Вот и теперь никто не сомневался, что неугомонный парикмахер опять собрался что-то учудить. На сцене он пародировал коменданта Еленина. Даже раздобыл где-то сапоги до самых бедер, а на голову напялил ушанку. И даже вроде бы стал меньше ростом. Вот только щеки у него были не красные, как у коменданта, а, скорее, изжелта-белые, как у папы Хаймека. И время от времени он, как и папа, покашливал. Но в отличие от всегда серьезного папы какой же он был лихой! Он острил непрерывно — разумеется, на идиш. Его левый глаз постоянно подмигивал публике всякий раз, когда он заканчивал свой очередной опасный номер. Время от времени он обращался (опять же на идиш) прямо к коменданту Еленину, как если бы тот тоже был евреем и мог бы оценить его, Гиршеля, шутку. Ближе к концу своего выступления Гиршель сказал, обращаясь к залу:
— Я очень доволен, евреи, что мы сюда попали. Очень доволен. Если вы спросите меня, чем же я это так доволен, я вам скажу: «Пока мы с вами отдыхаем здесь, на этом курорте, я уверен на все сто процентов, что нам не грозит отправка в Сибирь. Правда, господин комендант?»
И сразу после того, как разомлевший комендант Еленин добродушно кивнул, Гиршель закричал:
— Ну, а теперь, евреи, споем нашу любимую!
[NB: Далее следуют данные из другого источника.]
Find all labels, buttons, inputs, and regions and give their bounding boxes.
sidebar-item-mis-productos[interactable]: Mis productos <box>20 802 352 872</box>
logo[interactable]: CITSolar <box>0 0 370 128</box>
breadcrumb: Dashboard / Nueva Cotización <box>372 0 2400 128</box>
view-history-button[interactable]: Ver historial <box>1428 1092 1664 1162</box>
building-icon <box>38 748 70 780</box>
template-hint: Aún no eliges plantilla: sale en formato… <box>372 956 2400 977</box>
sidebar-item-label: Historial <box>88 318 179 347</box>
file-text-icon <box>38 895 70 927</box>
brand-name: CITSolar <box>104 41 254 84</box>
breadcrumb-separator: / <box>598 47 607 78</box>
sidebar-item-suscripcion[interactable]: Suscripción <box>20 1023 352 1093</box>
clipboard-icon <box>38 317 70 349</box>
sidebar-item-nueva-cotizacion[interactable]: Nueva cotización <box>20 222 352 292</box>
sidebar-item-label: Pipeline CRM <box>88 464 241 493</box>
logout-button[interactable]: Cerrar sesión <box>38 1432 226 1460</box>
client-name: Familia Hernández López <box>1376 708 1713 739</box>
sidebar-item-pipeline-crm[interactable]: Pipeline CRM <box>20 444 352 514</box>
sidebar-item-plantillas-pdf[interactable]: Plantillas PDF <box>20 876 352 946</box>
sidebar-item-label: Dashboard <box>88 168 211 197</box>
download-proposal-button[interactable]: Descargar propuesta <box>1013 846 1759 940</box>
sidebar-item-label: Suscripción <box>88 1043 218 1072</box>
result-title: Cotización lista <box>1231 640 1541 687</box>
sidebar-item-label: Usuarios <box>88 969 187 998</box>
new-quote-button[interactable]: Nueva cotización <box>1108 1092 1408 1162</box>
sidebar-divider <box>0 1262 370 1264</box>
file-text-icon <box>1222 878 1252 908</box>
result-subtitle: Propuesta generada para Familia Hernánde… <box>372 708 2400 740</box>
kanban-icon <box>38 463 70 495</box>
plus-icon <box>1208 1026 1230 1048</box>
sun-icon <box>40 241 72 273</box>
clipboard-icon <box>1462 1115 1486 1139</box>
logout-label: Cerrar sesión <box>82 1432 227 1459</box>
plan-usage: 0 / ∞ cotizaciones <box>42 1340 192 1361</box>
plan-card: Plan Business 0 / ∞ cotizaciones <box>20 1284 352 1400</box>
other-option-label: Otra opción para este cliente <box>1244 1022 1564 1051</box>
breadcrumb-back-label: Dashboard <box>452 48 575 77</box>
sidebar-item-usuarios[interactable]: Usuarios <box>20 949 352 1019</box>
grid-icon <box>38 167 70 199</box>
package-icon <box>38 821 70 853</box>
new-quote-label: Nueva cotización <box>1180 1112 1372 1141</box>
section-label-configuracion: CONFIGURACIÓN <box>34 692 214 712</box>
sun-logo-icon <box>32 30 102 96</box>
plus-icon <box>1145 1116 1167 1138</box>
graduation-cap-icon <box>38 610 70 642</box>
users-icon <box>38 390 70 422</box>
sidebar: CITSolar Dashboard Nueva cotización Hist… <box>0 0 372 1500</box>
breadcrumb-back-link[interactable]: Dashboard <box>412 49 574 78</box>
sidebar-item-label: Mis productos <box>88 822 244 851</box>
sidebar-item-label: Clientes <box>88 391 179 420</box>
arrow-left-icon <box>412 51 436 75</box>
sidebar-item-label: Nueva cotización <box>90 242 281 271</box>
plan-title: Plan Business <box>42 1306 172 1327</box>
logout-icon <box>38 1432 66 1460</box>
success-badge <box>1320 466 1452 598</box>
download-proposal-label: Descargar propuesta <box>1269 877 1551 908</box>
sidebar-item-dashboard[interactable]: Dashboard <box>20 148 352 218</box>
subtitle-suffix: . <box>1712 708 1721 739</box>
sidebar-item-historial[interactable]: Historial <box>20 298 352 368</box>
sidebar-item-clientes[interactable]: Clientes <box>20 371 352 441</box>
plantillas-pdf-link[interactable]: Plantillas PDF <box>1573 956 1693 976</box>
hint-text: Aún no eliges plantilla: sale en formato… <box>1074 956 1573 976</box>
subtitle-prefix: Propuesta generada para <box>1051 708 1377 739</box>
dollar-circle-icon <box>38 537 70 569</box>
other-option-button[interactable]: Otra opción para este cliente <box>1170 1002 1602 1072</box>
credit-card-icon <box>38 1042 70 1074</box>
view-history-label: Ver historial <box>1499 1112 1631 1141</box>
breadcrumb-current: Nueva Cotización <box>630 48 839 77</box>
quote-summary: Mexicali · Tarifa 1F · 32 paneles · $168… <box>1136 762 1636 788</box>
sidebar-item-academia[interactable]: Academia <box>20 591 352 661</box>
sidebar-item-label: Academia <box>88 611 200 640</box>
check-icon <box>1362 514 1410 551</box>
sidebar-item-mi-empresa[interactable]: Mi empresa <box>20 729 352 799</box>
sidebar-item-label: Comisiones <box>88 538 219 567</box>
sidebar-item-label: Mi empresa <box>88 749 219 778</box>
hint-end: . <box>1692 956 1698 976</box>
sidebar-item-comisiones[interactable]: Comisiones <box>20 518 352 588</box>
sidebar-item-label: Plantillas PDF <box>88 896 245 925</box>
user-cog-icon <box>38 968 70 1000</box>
— Ох, попали мы в дерьмо! — выкрикнул Гиршель первую строку «нашей любимой», которая пелась на всем хорошо известный популярный мотивчик, который требовал припева, звучавшего (и тут же прозвучавшего дружно из зала) так:
Ай-ай-ай-ай-ай! Так что вместе вышло: Ох, попали мы в дерьмо, Ай-ай-ай-ай-ай!— Оттого нам так тепло, — продолжил Гиршель, и благодарный зал отозвался: «Ай-ай-ай-ай-ай!»
Ну а теперь скажите: ну, не рисковый ли был он, этот Гиршель, этот «парень из Варшавы?» За одну эту песенку мог бы головы не сносить… Но ничего, обошлось… Но многие евреи долго еще после концерта качали головами…
Пока Гиршель приходил в себя, другой переселенец поднялся и попросил тишины, после чего попросил маму Хаймека спеть что-нибудь. Откуда мог он знать про мамин голос?